16 Avril 2013 , Rédigé par Fred Sabourin Publié dans #littérature

 

 

103

Jean-Paul Kauffmann signe un récit de marcheur qui prend son temps, en remontant le cours de la Marne, rivière qui mérite mieux que son habituelle mauvaise réputation…

Citant le poète et philosophe allemand Friedrich Hölderlin, « La rivière n’oublie jamais la source car, en s’écoulant, elle est la source elle-même, » Jean-Paul Kauffmann donne à son livre Remonter la Marne une des explications sur le choix de cette rivière pour effectuer son retour aux sources. La Marne, frontière symbolique, la Marne convoitée et objet de menaces lors des guerres avec l’Allemagne, la rivière étant en effet un point stratégique avant d’atteindre Paris. « La Marne, un déni français, » dit-il en préambule à sa pérégrination de sept semaines.

 

Le journaliste (répétons-le ex-otage au Liban entre 1985 et 1988) a décidé de partir, sac au dos, godillots aux pieds, pour atteindre la source d’une rivière plus connue par le côté champêtre de ses guinguettes à canotiers du côté de Nogent, que pour l’extraordinaire personnalité qu’elle présente à ceux qui la côtoient. Kauffmann est aussi à la recherche d’un grand-père vétéran de la bataille de la Marne, contre-offensive de septembre 1914 qui stoppa l’avancée allemande. À la manière de Jacques Lacarrière dans Chemin faisant, 1000 kilomètres à pied à travers la France, paru en 1977 et dont il s’inspire, Kauffmann va ausculter les villes et villages traversés avec la truculence d’un La Bruyère et la poésie de La Fontaine dans la description des caractères, paysages et personnalités croisés.

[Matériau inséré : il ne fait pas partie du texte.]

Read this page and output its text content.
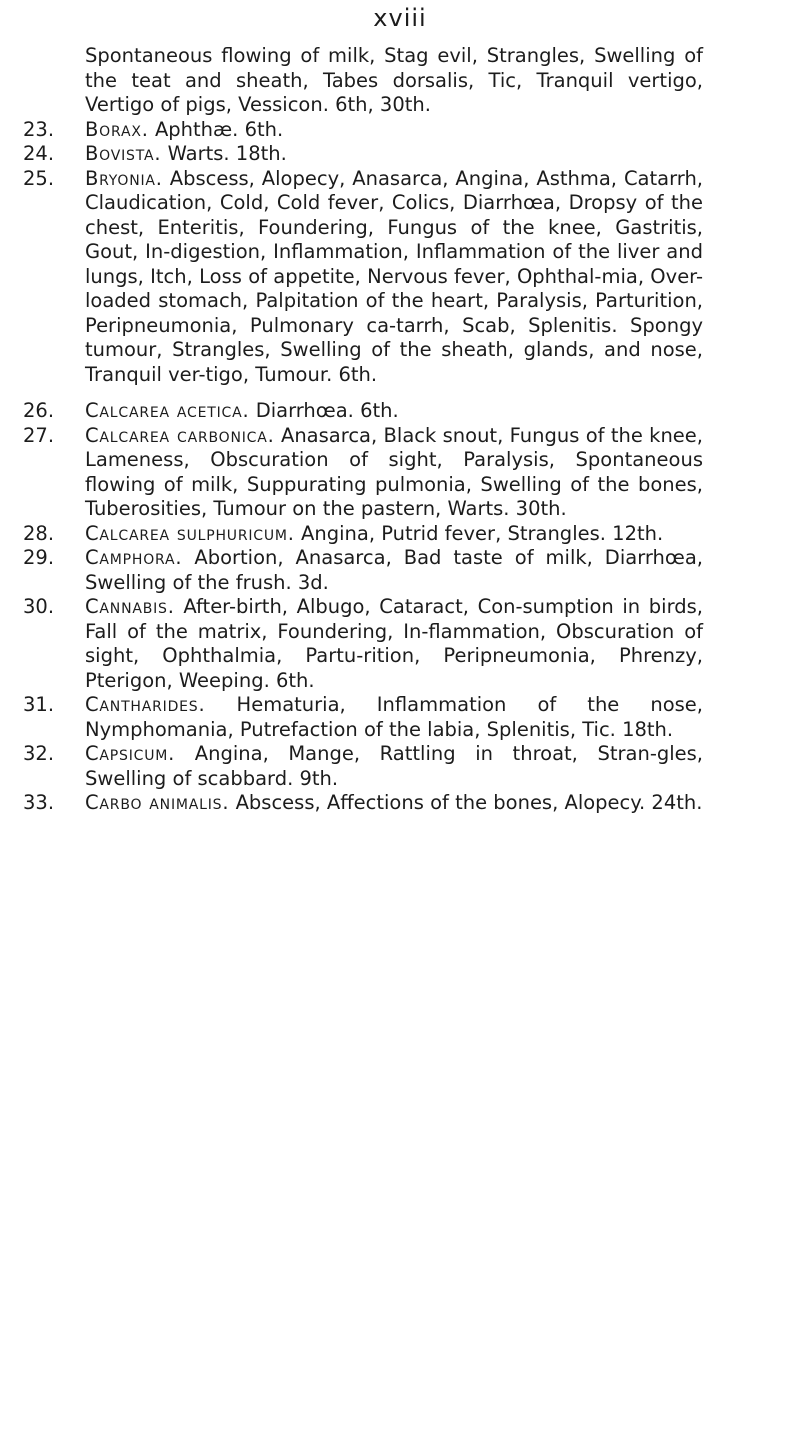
xviii

Spontaneous flowing of milk, Stag evil, Strangles, Swelling of the teat and sheath, Tabes dorsalis, Tic, Tranquil vertigo, Vertigo of pigs, Vessicon. 6th, 30th.

23. Borax. Aphthæ. 6th.

24. Bovista. Warts. 18th.

25. Bryonia. Abscess, Alopecy, Anasarca, Angina, Asthma, Catarrh, Claudication, Cold, Cold fever, Colics, Diarrhœa, Dropsy of the chest, Enteritis, Foundering, Fungus of the knee, Gastritis, Gout, In-digestion, Inflammation, Inflammation of the liver and lungs, Itch, Loss of appetite, Nervous fever, Ophthal-mia, Over-loaded stomach, Palpitation of the heart, Paralysis, Parturition, Peripneumonia, Pulmonary ca-tarrh, Scab, Splenitis. Spongy tumour, Strangles, Swelling of the sheath, glands, and nose, Tranquil ver-tigo, Tumour. 6th.

26. Calcarea acetica. Diarrhœa. 6th.

27. Calcarea carbonica. Anasarca, Black snout, Fungus of the knee, Lameness, Obscuration of sight, Paralysis, Spontaneous flowing of milk, Suppurating pulmonia, Swelling of the bones, Tuberosities, Tumour on the pastern, Warts. 30th.

28. Calcarea sulphuricum. Angina, Putrid fever, Strangles. 12th.

29. Camphora. Abortion, Anasarca, Bad taste of milk, Diarrhœa, Swelling of the frush. 3d.

30. Cannabis. After-birth, Albugo, Cataract, Con-sumption in birds, Fall of the matrix, Foundering, In-flammation, Obscuration of sight, Ophthalmia, Partu-rition, Peripneumonia, Phrenzy, Pterigon, Weeping. 6th.

31. Cantharides. Hematuria, Inflammation of the nose, Nymphomania, Putrefaction of the labia, Splenitis, Tic. 18th.

32. Capsicum. Angina, Mange, Rattling in throat, Stran-gles, Swelling of scabbard. 9th.

33. Carbo animalis. Abscess, Affections of the bones, Alopecy. 24th.
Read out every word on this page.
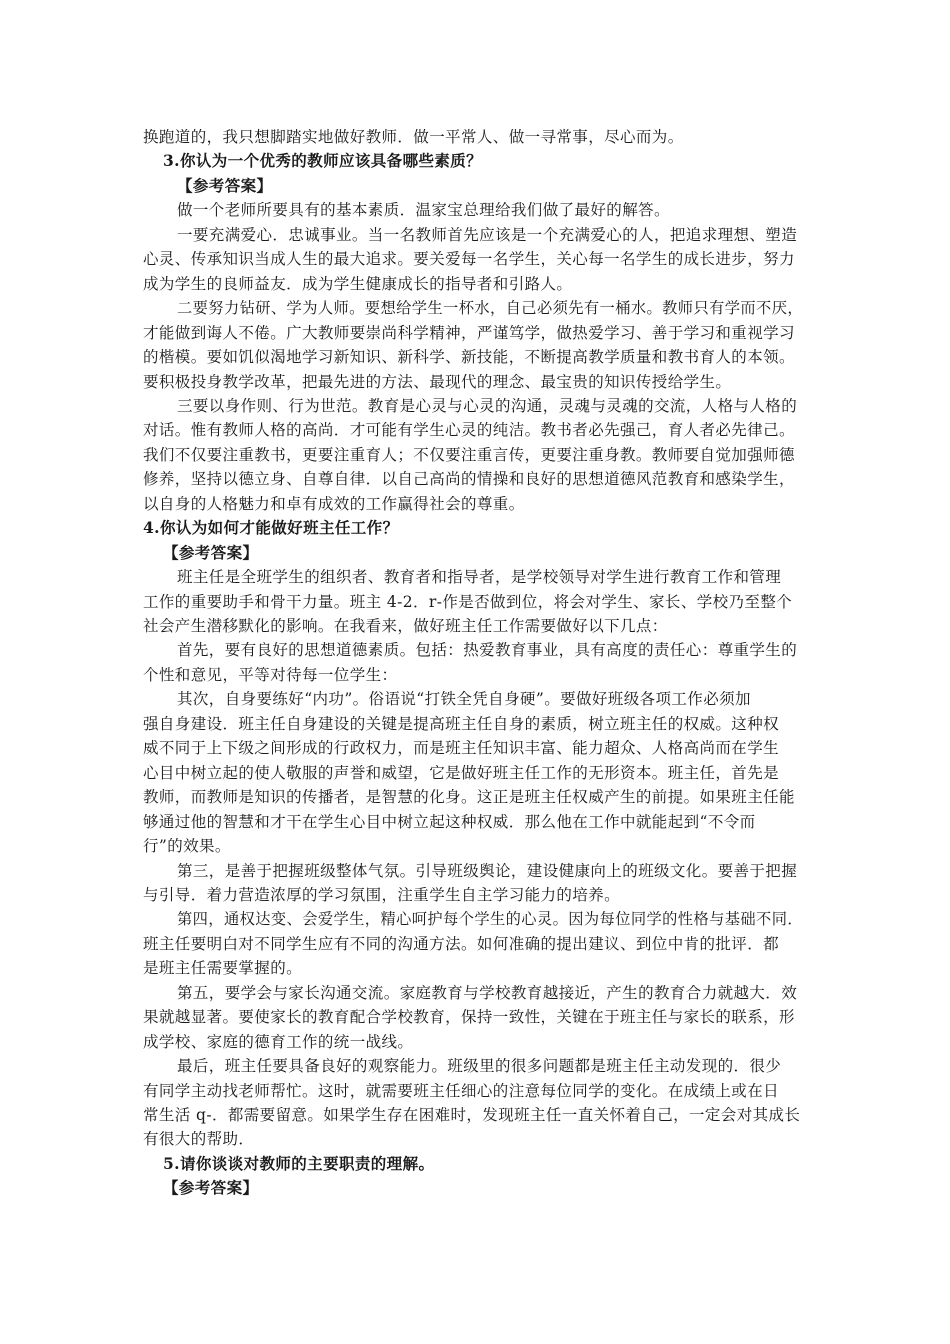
换跑道的，我只想脚踏实地做好教师．做一平常人、做一寻常事，尽心而为。
3.你认为一个优秀的教师应该具备哪些素质？
【参考答案】
做一个老师所要具有的基本素质．温家宝总理给我们做了最好的解答。
一要充满爱心．忠诚事业。当一名教师首先应该是一个充满爱心的人，把追求理想、塑造
心灵、传承知识当成人生的最大追求。要关爱每一名学生，关心每一名学生的成长进步，努力
成为学生的良师益友．成为学生健康成长的指导者和引路人。
二要努力钻研、学为人师。要想给学生一杯水，自己必须先有一桶水。教师只有学而不厌，
才能做到诲人不倦。广大教师要崇尚科学精神，严谨笃学，做热爱学习、善于学习和重视学习
的楷模。要如饥似渴地学习新知识、新科学、新技能，不断提高教学质量和教书育人的本领。
要积极投身教学改革，把最先进的方法、最现代的理念、最宝贵的知识传授给学生。
三要以身作则、行为世范。教育是心灵与心灵的沟通，灵魂与灵魂的交流，人格与人格的
对话。惟有教师人格的高尚．才可能有学生心灵的纯洁。教书者必先强己，育人者必先律己。
我们不仅要注重教书，更要注重育人；不仅要注重言传，更要注重身教。教师要自觉加强师德
修养，坚持以德立身、自尊自律．以自己高尚的情操和良好的思想道德风范教育和感染学生，
以自身的人格魅力和卓有成效的工作赢得社会的尊重。
4.你认为如何才能做好班主任工作？
【参考答案】
班主任是全班学生的组织者、教育者和指导者，是学校领导对学生进行教育工作和管理
工作的重要助手和骨干力量。班主 4-2．r-作是否做到位，将会对学生、家长、学校乃至整个
社会产生潜移默化的影响。在我看来，做好班主任工作需要做好以下几点：
首先，要有良好的思想道德素质。包括：热爱教育事业，具有高度的责任心：尊重学生的
个性和意见，平等对待每一位学生：
其次，自身要练好“内功”。俗语说“打铁全凭自身硬”。要做好班级各项工作必须加
强自身建设．班主任自身建设的关键是提高班主任自身的素质，树立班主任的权威。这种权
威不同于上下级之间形成的行政权力，而是班主任知识丰富、能力超众、人格高尚而在学生
心目中树立起的使人敬服的声誉和威望，它是做好班主任工作的无形资本。班主任，首先是
教师，而教师是知识的传播者，是智慧的化身。这正是班主任权威产生的前提。如果班主任能
够通过他的智慧和才干在学生心目中树立起这种权威．那么他在工作中就能起到“不令而
行”的效果。
第三，是善于把握班级整体气氛。引导班级舆论，建设健康向上的班级文化。要善于把握
与引导．着力营造浓厚的学习氛围，注重学生自主学习能力的培养。
第四，通权达变、会爱学生，精心呵护每个学生的心灵。因为每位同学的性格与基础不同．
班主任要明白对不同学生应有不同的沟通方法。如何准确的提出建议、到位中肯的批评．都
是班主任需要掌握的。
第五，要学会与家长沟通交流。家庭教育与学校教育越接近，产生的教育合力就越大．效
果就越显著。要使家长的教育配合学校教育，保持一致性，关键在于班主任与家长的联系，形
成学校、家庭的德育工作的统一战线。
最后，班主任要具备良好的观察能力。班级里的很多问题都是班主任主动发现的．很少
有同学主动找老师帮忙。这时，就需要班主任细心的注意每位同学的变化。在成绩上或在日
常生活 q-．都需要留意。如果学生存在困难时，发现班主任一直关怀着自己，一定会对其成长
有很大的帮助．
5.请你谈谈对教师的主要职责的理解。
【参考答案】
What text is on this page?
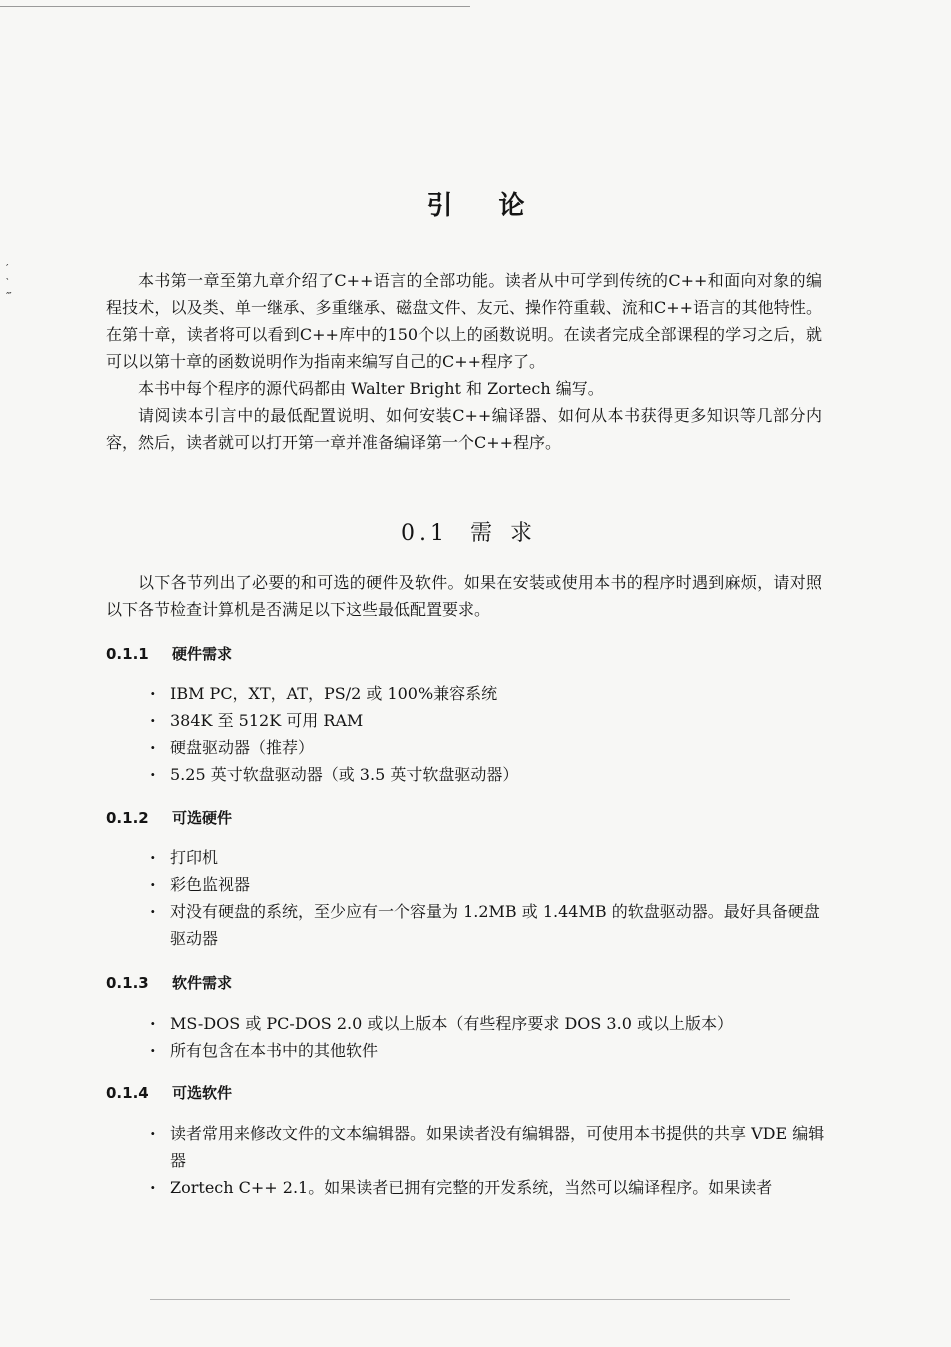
′
‵
‴
引论

本书第一章至第九章介绍了C++语言的全部功能。读者从中可学到传统的C++和面向对象的编程技术，以及类、单一继承、多重继承、磁盘文件、友元、操作符重载、流和C++语言的其他特性。在第十章，读者将可以看到C++库中的150个以上的函数说明。在读者完成全部课程的学习之后，就可以以第十章的函数说明作为指南来编写自己的C++程序了。

本书中每个程序的源代码都由 Walter Bright 和 Zortech 编写。

请阅读本引言中的最低配置说明、如何安装C++编译器、如何从本书获得更多知识等几部分内容，然后，读者就可以打开第一章并准备编译第一个C++程序。

0.1 需求

以下各节列出了必要的和可选的硬件及软件。如果在安装或使用本书的程序时遇到麻烦，请对照以下各节检查计算机是否满足以下这些最低配置要求。

0.1.1 硬件需求
· IBM PC，XT，AT，PS/2 或 100%兼容系统
· 384K 至 512K 可用 RAM
· 硬盘驱动器（推荐）
· 5.25 英寸软盘驱动器（或 3.5 英寸软盘驱动器）
0.1.2 可选硬件
· 打印机
· 彩色监视器
· 对没有硬盘的系统，至少应有一个容量为 1.2MB 或 1.44MB 的软盘驱动器。最好具备硬盘驱动器
0.1.3 软件需求
· MS-DOS 或 PC-DOS 2.0 或以上版本（有些程序要求 DOS 3.0 或以上版本）
· 所有包含在本书中的其他软件
0.1.4 可选软件
· 读者常用来修改文件的文本编辑器。如果读者没有编辑器，可使用本书提供的共享 VDE 编辑器
· Zortech C++ 2.1。如果读者已拥有完整的开发系统，当然可以编译程序。如果读者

Car elle semble bien peuplée, cette Marne que le journaliste nous fait découvrir : éclusiers, artistes isolés sur des îles rénovées, un scientifique Japonais qui la descend, quelques propriétaires bordant la rivière pas tous aimables aux premiers abords, des invisibles ayant trouvé refuge dans des cabanons ou caravanes sur des petits terrains maraîchers, et un ami photographe qui le suit pendant quelques jours. Et puis… les cigares (seul luxe que Jean-Paul s’est autorisé à transporter dans son lourd barda) et le champagne, vin qui borde la rivière et unit les rencontres en leur donnant du pétillant. Où l’on découvre que cette France qu’on dit morte est bien vivante. Mieux même : près de la source, dans le département de la Haute-Marne, qui ne fait pas envie à grand monde, les habitants gardent jalousement le secret de la beauté de leurs paysages, dénigrés par les agences touristiques et immobilières. Que dire de l’hécatombe de l’emploi dans ces villes traversées ! Saint-Dizier par exemple, qui semble ne survivre qu’au son fracassant des avions Rafales décollant de la base aérienne…

 

La Seine, une arnaqueuse

 

Le livre de Jean-Paul Kauffmann, Remonter la Marne se lit également avec le nez : il n’a pas son pareil pour décrire les odeurs liées à la fréquentation quotidienne d’un cours d’eau. Bois et herbes mouillés, tourbe, moisissures de champignons, feuilles mortes, rouille et même serpillière humide. Le pèlerin de la Marne, comme il se définit lui-même, fait son voyage en  septembre - octobre, pendant cette arrière saison où l’été fait de la résistance, et où l’automne donne déjà les prémices olfactives de sa flamboyante saison.
Enfin, et non des moindres, Kauffmann rétablit une vérité que la Seine ne veut pas entendre depuis deux millénaires : la longueur de la Marne est de 525 km, celle de la Seine, 410. Normalement, c’est la Marne qui devrait capturer la Seine et non l’inverse, « prenant le nom de fleuve et entrant dans la légende. » Idem pour le débit : là, c’est l’Yonne qui débite plus que la Seine à leur confluence. « La Seine est une arnaqueuse,  dit-il. Et la Marne, qui fidèlement la pourvoit, sa dupe depuis 2000 ans. » Tout ceci mérite bien une remontée de la Marne jusqu’à la source, une coupe de champagne en main, et pour les plus hardis, un cigare aux lèvres.

 

F.S

 

Remonter la Marne, de Jean-Paul Kauffmann. Editions Fayard.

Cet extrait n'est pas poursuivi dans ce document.